Regie führte Tom Hooper („The King’s Speech„), der die Handlung des Musicals mehr oder weniger ungekürzt übernahm und so Fans des Originals zufriedenstellen dürfte. Über 3 Stunden wird durchgehend gesungen (vielleicht 5 Minuten werden gesprochen) und das von größtenteils guter Qualität. Hooper entschied sich dafür, seine Schauspieler live singen zu lassen, wobei sie mit einem Earpiece die Melodie ins Ohr gespielt bekamen. Durch das Zusammenspiel von Bild und Ton bekommen einige Musik-Stücke eine extreme emotionale Tiefe, während man bei anderen schon mal einige stimmliche Mankos heraus hört.

Am meisten bleibt wohl Anne Hathaways „I dreamed a dream“ in Erinnerung, denn neben einer berührenden Gesangsdarbietung lässt Hooper seine Schauspielerin in einer einzigen Großaufnahme verdienterweise im Mittelpunkt stehen. Die Kulissen und die Kostüme sind optisch schön anzusehen, aber der Stoff ist derart verdichtet, dass es an manchen Stellen schwer ist, der Handlung zu folgen, oder Beweggründe von manchen Charakteren zu verstehen. Zum Beispiel wird es nie wirklich deutlich warum Inspektor Javert (Russel Crowe) einen solchen Hass auf Valjean hat. Insgesamt 50 Lieder ließen mich darauf hoffen, dass mal ein wenig gesprochener Dialog stattfindet, vor allem weil die Musik-Stück teilweise so ähnlich klingen, dass sie miteinander verschwimmen und schließlich wie ein fast drei Stunden langes Lied wirken.

Hugh Jackman („Wolverine„) als Sträfling Jean Valjean, der beinahe 20 Jahre als Gefangener 24601 überlebte, war darstellerisch zwar top, doch im Laufe des Films mochte ich langsam aber sicher seine Stimme nicht mehr hören. Er bringt Emotionen glaubhaft und mitreißend auf die Leinwand, ich persönlich kann mich halt nicht mit seiner Stimme anfreunden.
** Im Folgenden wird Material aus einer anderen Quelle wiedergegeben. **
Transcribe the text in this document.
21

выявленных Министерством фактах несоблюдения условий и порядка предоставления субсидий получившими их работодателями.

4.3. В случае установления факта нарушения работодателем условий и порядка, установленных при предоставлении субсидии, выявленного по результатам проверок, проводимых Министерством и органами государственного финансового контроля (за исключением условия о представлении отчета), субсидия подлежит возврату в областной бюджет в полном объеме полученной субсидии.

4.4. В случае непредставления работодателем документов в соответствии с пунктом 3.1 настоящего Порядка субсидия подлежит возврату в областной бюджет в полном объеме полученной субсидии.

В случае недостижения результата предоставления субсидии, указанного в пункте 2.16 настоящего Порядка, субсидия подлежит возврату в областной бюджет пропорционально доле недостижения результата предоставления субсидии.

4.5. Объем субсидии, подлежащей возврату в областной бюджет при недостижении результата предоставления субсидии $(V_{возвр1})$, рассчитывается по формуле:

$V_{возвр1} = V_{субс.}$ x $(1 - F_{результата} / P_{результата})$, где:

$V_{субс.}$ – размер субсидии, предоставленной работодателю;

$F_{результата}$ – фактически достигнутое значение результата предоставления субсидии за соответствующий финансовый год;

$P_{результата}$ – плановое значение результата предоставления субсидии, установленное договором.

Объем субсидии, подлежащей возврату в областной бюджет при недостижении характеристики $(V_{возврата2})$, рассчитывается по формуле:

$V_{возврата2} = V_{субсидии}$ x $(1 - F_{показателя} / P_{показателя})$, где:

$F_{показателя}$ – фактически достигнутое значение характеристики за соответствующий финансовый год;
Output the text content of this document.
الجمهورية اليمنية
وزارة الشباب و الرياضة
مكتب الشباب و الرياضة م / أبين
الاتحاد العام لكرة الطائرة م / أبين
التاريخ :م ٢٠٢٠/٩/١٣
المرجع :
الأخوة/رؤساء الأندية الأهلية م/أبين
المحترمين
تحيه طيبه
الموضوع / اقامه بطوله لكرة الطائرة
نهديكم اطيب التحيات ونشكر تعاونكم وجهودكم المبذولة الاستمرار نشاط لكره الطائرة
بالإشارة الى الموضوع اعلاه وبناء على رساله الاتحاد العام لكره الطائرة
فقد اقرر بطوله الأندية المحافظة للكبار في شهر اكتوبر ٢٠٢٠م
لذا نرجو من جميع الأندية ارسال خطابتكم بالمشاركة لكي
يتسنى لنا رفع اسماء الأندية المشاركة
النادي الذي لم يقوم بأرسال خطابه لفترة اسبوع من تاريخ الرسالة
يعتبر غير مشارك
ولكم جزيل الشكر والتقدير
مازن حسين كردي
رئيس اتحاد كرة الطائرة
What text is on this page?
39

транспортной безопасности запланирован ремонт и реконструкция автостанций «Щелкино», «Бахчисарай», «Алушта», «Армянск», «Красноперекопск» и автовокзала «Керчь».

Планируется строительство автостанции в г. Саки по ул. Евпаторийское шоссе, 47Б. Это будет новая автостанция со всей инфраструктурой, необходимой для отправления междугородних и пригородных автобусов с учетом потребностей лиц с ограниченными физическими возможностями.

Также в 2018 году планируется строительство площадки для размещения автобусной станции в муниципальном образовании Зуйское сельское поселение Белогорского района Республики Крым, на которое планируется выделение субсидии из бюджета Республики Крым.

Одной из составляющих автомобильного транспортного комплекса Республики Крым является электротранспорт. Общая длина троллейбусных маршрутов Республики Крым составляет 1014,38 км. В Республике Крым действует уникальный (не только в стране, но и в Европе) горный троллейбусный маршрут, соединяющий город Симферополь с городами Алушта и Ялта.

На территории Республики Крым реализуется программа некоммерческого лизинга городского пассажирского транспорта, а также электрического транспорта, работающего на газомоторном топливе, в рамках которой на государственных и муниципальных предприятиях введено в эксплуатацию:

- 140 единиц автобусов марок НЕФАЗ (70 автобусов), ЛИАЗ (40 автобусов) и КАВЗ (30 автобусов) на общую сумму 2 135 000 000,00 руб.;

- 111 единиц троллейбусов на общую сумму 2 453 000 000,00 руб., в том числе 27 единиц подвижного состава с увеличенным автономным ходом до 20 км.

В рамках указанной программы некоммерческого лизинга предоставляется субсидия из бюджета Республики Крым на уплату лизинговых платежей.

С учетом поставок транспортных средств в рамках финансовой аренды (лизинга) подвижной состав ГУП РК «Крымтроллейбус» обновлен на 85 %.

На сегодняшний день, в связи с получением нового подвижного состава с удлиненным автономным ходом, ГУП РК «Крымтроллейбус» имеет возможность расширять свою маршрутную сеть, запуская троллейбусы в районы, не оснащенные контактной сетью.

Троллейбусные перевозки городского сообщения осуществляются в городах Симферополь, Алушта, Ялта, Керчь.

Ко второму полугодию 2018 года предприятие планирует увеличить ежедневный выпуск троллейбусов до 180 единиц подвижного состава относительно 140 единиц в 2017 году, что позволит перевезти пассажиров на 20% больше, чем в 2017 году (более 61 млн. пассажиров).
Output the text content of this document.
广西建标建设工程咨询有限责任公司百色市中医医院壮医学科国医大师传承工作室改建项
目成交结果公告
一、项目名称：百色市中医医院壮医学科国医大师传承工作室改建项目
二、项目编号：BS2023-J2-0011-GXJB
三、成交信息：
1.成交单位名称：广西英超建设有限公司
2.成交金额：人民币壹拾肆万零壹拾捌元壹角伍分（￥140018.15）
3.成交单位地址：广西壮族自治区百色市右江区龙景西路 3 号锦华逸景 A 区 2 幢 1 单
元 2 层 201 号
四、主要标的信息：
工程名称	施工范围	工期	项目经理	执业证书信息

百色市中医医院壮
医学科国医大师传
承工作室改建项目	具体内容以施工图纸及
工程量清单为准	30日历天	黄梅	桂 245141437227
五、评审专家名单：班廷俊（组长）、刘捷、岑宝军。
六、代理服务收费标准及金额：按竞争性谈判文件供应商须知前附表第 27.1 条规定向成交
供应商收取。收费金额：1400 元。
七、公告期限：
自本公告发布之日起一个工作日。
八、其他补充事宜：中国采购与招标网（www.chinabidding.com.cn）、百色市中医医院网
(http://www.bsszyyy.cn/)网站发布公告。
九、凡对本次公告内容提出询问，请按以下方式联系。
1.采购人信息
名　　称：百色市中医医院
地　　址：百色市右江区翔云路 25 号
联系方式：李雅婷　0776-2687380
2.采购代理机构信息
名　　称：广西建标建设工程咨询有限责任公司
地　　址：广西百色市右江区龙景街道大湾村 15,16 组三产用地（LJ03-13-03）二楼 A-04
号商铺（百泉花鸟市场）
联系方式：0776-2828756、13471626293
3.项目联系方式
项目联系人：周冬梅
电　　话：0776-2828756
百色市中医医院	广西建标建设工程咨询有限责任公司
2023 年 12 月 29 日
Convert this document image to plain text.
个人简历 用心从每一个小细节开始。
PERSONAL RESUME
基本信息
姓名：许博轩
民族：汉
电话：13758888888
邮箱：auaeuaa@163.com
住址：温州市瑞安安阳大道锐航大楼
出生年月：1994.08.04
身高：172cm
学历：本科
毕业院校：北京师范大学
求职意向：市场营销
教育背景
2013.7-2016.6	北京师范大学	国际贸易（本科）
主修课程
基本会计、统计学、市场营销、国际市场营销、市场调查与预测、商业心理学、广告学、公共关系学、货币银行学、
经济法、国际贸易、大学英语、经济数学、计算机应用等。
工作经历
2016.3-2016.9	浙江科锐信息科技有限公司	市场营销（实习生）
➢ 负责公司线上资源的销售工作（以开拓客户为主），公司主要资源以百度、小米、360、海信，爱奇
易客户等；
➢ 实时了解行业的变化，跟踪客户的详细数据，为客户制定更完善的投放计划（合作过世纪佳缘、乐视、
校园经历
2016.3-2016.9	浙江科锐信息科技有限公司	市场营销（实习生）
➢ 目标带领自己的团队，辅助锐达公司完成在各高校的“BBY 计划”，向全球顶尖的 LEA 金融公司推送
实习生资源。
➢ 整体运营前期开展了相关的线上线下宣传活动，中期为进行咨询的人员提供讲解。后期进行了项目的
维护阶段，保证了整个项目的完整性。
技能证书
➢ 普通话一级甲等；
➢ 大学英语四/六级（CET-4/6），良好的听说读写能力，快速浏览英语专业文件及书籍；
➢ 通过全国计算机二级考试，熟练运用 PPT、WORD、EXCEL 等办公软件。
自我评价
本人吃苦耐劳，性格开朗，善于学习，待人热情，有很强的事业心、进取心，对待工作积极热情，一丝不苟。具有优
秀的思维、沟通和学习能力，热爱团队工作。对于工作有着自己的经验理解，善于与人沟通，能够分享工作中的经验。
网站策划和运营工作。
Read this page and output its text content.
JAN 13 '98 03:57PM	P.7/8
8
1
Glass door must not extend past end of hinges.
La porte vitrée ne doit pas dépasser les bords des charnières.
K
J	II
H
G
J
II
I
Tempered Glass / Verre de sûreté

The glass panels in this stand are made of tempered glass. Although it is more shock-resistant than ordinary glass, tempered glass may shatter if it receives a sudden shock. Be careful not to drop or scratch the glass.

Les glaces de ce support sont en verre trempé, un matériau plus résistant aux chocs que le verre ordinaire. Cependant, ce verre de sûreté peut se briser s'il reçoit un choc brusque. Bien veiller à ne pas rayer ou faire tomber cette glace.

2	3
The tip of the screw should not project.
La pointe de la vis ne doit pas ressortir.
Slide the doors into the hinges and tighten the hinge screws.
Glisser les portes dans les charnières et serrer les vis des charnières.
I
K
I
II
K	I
Russel Crowe („Der Mann der niemals lebte„) als Inspektor Javert hatte es schwer, sich stimmlich gegen den erfahrenen Musical-Darsteller Jackman zu behaupten, doch auch wenn seiner Stimme der Schliff eines ausgebildeten Sängers fehlt, fiel er auf keinen Fall unangenehm auf. Vor allem in seiner letzten Szene, in der er einen inneren Monolog singt, brilliert er.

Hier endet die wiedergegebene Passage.